Vedanta’s Anil Agarwal decides to aggressively increase oil and gas production, enlarging metal outputs like zinc and aluminium and entering into semiconductor production. The mining tycoon is unfazed by concerns over the company’s debt levels.
In 1976, Agarwal started a business in Mumbai as a scrap-metal dealer and determined mining as an essential economic activity that cuts import dependence, creates jobs, and surges prosperity.
In an interview, he said they would produce 300,000 barrels of oil (and oil equivalent gas) in 2 years and 500,000 barrels in 4-5 years.
In FY23, Vedanta produced 142,615 barrels of oil and equivalent gas, chiefly from Rajasthan assets.
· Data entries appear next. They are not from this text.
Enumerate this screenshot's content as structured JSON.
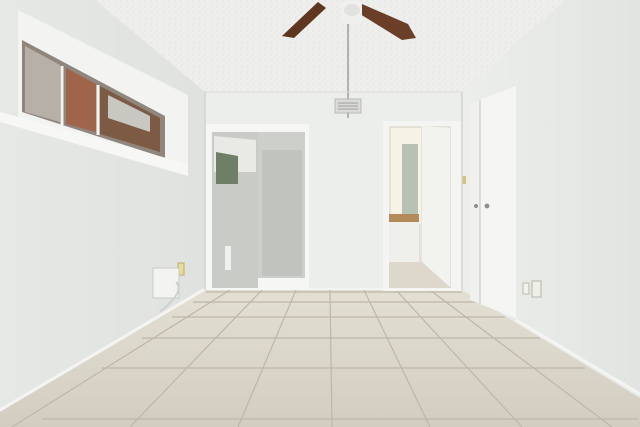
{
  "scene": {
    "subject": "empty-room-interior",
    "palette": {
      "ceiling": "#eeeeec",
      "wall": "#e7e9e6",
      "wall_shadow": "#d6d9d6",
      "floor": "#d9d5c9",
      "grout": "#b9b4a6",
      "door": "#f1f2ef",
      "window_glass": "#9e968e",
      "fan_blade": "#6a3e28",
      "vanity": "#b58a5a",
      "light_through": "#f6f2e6"
    },
    "objects": [
      "ceiling-fan-icon",
      "air-vent-icon",
      "window",
      "closet-mirror-door",
      "hallway-doorway",
      "closet-door",
      "wall-heater",
      "tile-floor"
    ]
  }
}
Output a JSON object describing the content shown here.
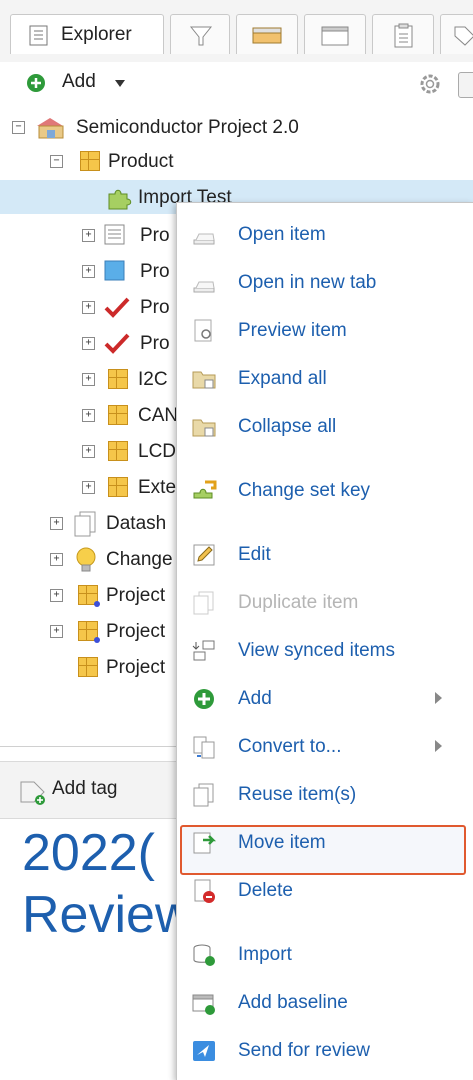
{
  "tabs": [
    {
      "label": "Explorer",
      "icon": "explorer-icon",
      "active": true
    },
    {
      "label": "",
      "icon": "filter-icon",
      "active": false
    },
    {
      "label": "",
      "icon": "ruler-icon",
      "active": false
    },
    {
      "label": "",
      "icon": "window-icon",
      "active": false
    },
    {
      "label": "",
      "icon": "clipboard-icon",
      "active": false
    },
    {
      "label": "",
      "icon": "tag-icon",
      "active": false
    }
  ],
  "toolbar": {
    "add_label": "Add"
  },
  "tree": {
    "root": "Semiconductor Project 2.0",
    "product": "Product",
    "import_test": "Import Test",
    "children": [
      "Pro",
      "Pro",
      "Pro",
      "Pro",
      "I2C",
      "CAN",
      "LCD",
      "Exte"
    ],
    "datasheet": "Datash",
    "change": "Change",
    "project1": "Project",
    "project2": "Project",
    "project3": "Project"
  },
  "bottom": {
    "add_tag": "Add tag",
    "big_line1": "2022(",
    "big_line2": "Review"
  },
  "menu": {
    "items": [
      {
        "label": "Open item",
        "icon": "open-item-icon",
        "enabled": true
      },
      {
        "label": "Open in new tab",
        "icon": "open-new-tab-icon",
        "enabled": true
      },
      {
        "label": "Preview item",
        "icon": "preview-icon",
        "enabled": true
      },
      {
        "label": "Expand all",
        "icon": "expand-all-icon",
        "enabled": true
      },
      {
        "label": "Collapse all",
        "icon": "collapse-all-icon",
        "enabled": true
      },
      {
        "label": "Change set key",
        "icon": "change-set-key-icon",
        "enabled": true
      },
      {
        "label": "Edit",
        "icon": "pencil-icon",
        "enabled": true
      },
      {
        "label": "Duplicate item",
        "icon": "duplicate-icon",
        "enabled": false
      },
      {
        "label": "View synced items",
        "icon": "synced-items-icon",
        "enabled": true,
        "highlighted": true
      },
      {
        "label": "Add",
        "icon": "add-icon",
        "enabled": true,
        "submenu": true
      },
      {
        "label": "Convert to...",
        "icon": "convert-icon",
        "enabled": true,
        "submenu": true
      },
      {
        "label": "Reuse item(s)",
        "icon": "reuse-icon",
        "enabled": true
      },
      {
        "label": "Move item",
        "icon": "move-icon",
        "enabled": true
      },
      {
        "label": "Delete",
        "icon": "delete-icon",
        "enabled": true
      },
      {
        "label": "Import",
        "icon": "import-icon",
        "enabled": true
      },
      {
        "label": "Add baseline",
        "icon": "add-baseline-icon",
        "enabled": true
      },
      {
        "label": "Send for review",
        "icon": "send-review-icon",
        "enabled": true
      }
    ]
  },
  "colors": {
    "link": "#1d5fae",
    "accent_highlight": "#e0592f",
    "selection": "#d4e9f7",
    "green": "#2e9a3a"
  }
}
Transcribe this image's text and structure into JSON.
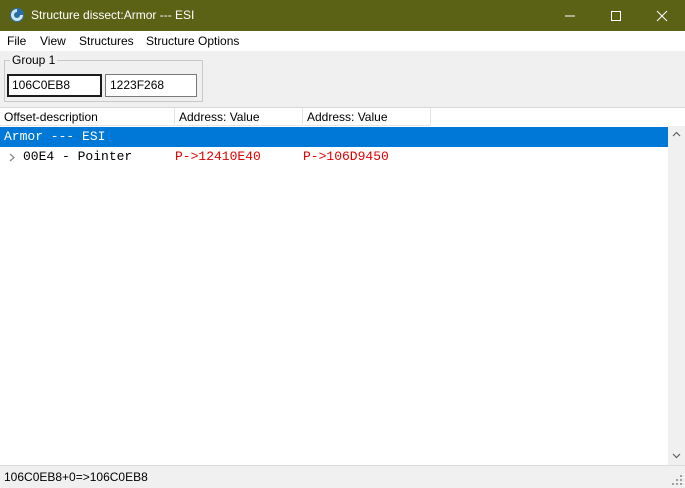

Due to increasing demand, zinc Production is targeted at around 3 million tons from assets in India and South Africa. This would cater to the demand-supply gap, producing about 3 million tons worth $1,000 per ton as aluminium sees a 20% YoY growth. Vedanta had 2.3 million tons of aluminium in FY22-23.
Emphasising the importance of metals, Agarwal said EVs and renewable energy sources would need five times copper, aluminium, and zinc. Metals like lithium and cobalt are key ingredients for making batteries and panels for EVs and renewable energy.
Vedanta is targeting a $100 billion company by 2030 from the present $20 billion with new planned investments in the zinc, oil, and gas sectors.
The company enters into manufacturing semiconductor and display fabs. The first semiconductor from the planned factory in Gujarat will be rolled out in two-and-a-half years.
Vedanta formed a joint venture with Apple supplier Foxconn to make chips with a total planned investment of $20 billion for semiconductors chip and display chip manufacturing.
India’s semiconductor market will touch $63 billion by 2026, compared with $15 billion in 2020.
India expends Rs 3.6 lakh crore yearly on imports of oil and gas and electronics. This can be reversed through exploration within the country and local manufacturing. India’s per capita income should rise to $5,000 from the current $2,000 only if natural resources are explored, imports are reduced, and more jobs are created.
Agarwal constructed the large natural resources group using borrowed money to buy distressed assets from the government and mining companies.
It has two main assets- a 50.1% stake in Mumbai-listed Vedanta Ltd and a 79.4% holding in KCM, a copper mine and smelter in Zambia seized by the government. Vedanta Ltd controls Hindustan Zinc and Cairn Oil & Gas with aluminium, zinc, and copper assets.